The Oakland school board has publicly committed to continue Smith’s strategic plan and vision, and there are promising signs. Just as California voters in November approved a sales and income tax increase for education, Oakland’s voters approved a $475 million bond measure for its own schools. Governor Jerry Brown is trying to re-jigger the state’s formula to shift more aid into poorer districts, noting that Oakland students have more profound needs than those in Orinda or Beverly Hills. And Oakland’s dropout rate, while still exceeding the state average, has fallen to 25.5 percent, an improvement of more than 2 percentage points over last year. And although the percentage of African-American boys graduating is only about half, that marks a 4 percent improvement over the preceding year.
Smith maintains that his trials in Oakland had nothing to do with his resignation, and that although traumatized urban school districts are particularly challenging, “that’s where the need is.” In a mid-May interview, he also acknowledged that “I don’t have a new job yet, which starts to be a little scary.”

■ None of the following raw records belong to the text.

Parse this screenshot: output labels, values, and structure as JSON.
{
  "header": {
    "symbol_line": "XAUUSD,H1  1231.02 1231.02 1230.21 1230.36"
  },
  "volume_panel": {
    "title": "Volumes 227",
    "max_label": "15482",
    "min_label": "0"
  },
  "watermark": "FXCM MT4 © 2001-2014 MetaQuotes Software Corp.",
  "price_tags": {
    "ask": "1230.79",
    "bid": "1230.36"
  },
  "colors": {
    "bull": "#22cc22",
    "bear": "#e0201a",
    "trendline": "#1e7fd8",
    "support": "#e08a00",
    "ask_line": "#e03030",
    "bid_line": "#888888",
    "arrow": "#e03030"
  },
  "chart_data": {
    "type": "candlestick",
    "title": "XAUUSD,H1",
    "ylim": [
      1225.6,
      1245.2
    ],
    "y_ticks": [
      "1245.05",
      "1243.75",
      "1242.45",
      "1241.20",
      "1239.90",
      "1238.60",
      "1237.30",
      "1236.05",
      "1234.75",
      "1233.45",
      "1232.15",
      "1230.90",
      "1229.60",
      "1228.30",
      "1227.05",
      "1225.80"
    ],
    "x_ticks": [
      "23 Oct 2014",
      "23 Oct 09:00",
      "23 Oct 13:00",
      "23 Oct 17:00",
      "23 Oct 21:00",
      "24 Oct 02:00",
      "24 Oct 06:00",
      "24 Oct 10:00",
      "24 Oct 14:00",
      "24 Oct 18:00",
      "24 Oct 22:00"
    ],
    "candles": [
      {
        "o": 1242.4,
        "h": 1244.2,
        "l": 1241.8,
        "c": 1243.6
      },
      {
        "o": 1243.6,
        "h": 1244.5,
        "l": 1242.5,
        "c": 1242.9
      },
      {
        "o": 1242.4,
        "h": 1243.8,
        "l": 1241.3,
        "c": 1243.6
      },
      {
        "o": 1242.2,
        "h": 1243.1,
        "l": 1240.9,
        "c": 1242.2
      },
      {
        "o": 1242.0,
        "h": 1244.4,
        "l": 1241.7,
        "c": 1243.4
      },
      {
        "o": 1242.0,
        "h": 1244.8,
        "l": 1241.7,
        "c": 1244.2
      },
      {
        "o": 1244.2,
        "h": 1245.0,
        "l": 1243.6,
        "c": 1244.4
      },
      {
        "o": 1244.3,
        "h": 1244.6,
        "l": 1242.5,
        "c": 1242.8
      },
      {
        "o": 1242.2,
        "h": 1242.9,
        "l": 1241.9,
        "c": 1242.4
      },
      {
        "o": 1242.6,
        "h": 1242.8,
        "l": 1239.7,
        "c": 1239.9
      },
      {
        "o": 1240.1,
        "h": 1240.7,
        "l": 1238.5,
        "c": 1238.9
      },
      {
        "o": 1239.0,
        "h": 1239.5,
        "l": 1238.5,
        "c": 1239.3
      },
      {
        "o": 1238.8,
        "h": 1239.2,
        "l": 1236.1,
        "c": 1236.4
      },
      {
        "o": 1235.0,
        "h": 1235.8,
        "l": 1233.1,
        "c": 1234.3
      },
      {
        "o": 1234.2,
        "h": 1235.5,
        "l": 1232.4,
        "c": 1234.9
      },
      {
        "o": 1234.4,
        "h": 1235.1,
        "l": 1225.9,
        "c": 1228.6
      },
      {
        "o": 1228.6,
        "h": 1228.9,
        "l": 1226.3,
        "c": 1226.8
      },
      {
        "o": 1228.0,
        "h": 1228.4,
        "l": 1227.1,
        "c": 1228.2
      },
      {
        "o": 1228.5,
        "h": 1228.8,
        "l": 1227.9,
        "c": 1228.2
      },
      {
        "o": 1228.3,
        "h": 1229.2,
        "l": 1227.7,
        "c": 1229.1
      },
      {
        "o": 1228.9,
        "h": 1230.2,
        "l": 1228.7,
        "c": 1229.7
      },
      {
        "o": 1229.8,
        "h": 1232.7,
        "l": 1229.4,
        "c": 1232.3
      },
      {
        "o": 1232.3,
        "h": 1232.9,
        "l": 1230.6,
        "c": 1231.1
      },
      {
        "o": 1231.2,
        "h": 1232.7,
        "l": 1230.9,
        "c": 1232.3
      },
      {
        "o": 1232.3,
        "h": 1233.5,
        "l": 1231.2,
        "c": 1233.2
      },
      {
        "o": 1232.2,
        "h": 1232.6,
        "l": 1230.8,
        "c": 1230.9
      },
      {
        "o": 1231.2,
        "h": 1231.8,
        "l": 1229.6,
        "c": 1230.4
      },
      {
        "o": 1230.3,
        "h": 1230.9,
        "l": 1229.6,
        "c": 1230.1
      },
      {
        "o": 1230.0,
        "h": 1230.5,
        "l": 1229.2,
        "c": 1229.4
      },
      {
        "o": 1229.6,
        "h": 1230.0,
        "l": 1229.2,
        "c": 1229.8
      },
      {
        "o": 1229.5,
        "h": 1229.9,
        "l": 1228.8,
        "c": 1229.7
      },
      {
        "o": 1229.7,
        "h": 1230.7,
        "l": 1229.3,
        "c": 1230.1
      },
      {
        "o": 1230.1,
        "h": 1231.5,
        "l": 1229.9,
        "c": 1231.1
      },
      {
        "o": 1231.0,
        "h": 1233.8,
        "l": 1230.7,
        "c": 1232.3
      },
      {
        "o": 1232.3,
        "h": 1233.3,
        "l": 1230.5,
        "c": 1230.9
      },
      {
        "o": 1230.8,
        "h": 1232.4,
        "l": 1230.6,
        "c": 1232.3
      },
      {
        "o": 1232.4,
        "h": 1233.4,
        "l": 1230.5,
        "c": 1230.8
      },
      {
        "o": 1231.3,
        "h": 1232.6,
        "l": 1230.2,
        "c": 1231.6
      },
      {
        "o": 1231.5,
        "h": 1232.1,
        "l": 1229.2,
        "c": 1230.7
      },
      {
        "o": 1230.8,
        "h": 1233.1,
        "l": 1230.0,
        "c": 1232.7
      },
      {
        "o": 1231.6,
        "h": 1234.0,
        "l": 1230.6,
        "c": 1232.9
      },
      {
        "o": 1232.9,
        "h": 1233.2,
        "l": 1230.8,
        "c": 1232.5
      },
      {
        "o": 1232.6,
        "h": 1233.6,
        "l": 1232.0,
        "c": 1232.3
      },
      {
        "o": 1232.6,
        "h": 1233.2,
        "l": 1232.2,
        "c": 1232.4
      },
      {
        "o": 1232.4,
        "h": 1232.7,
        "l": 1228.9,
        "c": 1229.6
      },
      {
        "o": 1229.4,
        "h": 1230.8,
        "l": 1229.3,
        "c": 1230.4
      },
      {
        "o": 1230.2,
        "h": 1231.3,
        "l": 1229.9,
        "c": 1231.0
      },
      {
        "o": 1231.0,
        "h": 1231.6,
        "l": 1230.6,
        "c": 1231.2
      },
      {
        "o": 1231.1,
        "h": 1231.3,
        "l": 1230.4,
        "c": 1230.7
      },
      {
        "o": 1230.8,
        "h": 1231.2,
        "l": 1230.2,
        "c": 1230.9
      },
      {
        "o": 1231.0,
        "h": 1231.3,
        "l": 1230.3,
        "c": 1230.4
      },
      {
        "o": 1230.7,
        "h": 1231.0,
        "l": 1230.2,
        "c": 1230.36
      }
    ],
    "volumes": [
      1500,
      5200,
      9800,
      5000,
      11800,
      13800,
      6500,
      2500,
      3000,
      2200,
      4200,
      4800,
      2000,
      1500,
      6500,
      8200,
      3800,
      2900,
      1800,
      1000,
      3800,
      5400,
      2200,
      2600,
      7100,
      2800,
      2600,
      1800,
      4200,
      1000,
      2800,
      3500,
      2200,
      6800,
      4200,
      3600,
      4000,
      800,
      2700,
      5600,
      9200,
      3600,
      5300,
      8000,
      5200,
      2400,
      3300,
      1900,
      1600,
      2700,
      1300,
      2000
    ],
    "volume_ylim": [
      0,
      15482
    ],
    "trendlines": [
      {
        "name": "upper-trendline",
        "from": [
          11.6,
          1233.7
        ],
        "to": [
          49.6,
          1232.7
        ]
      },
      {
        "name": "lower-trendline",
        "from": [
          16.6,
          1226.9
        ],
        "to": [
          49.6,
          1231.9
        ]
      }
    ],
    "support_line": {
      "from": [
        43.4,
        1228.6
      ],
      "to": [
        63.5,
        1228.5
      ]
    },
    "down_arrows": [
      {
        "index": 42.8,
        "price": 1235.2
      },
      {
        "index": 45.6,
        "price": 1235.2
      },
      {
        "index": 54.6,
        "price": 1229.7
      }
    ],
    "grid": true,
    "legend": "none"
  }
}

Colleagues hesitate to predict where he will be in ten years. “He’s the type of individual who could easily surprise you,” said Van Rheenen. “He might be teaching ten kids in a small one-room schoolhouse somewhere. Or he could be the U.S. Secretary of Education.”
“This guy seems full of surprises. He knows what it’s like to struggle,” said Bruce Cooper, professor of educational leadership at Fordham University. “He was a football player, a man’s man. I’m intrigued. He’s somebody to watch.”
Smith himself will only say that he expects to stay in education. In a final paradox, the guy who charted his career from the age of 13 now insists he has no career plan. Emily Dickinson might nonetheless approve, having written:
“Not knowing when the dawn will come, I open every door.”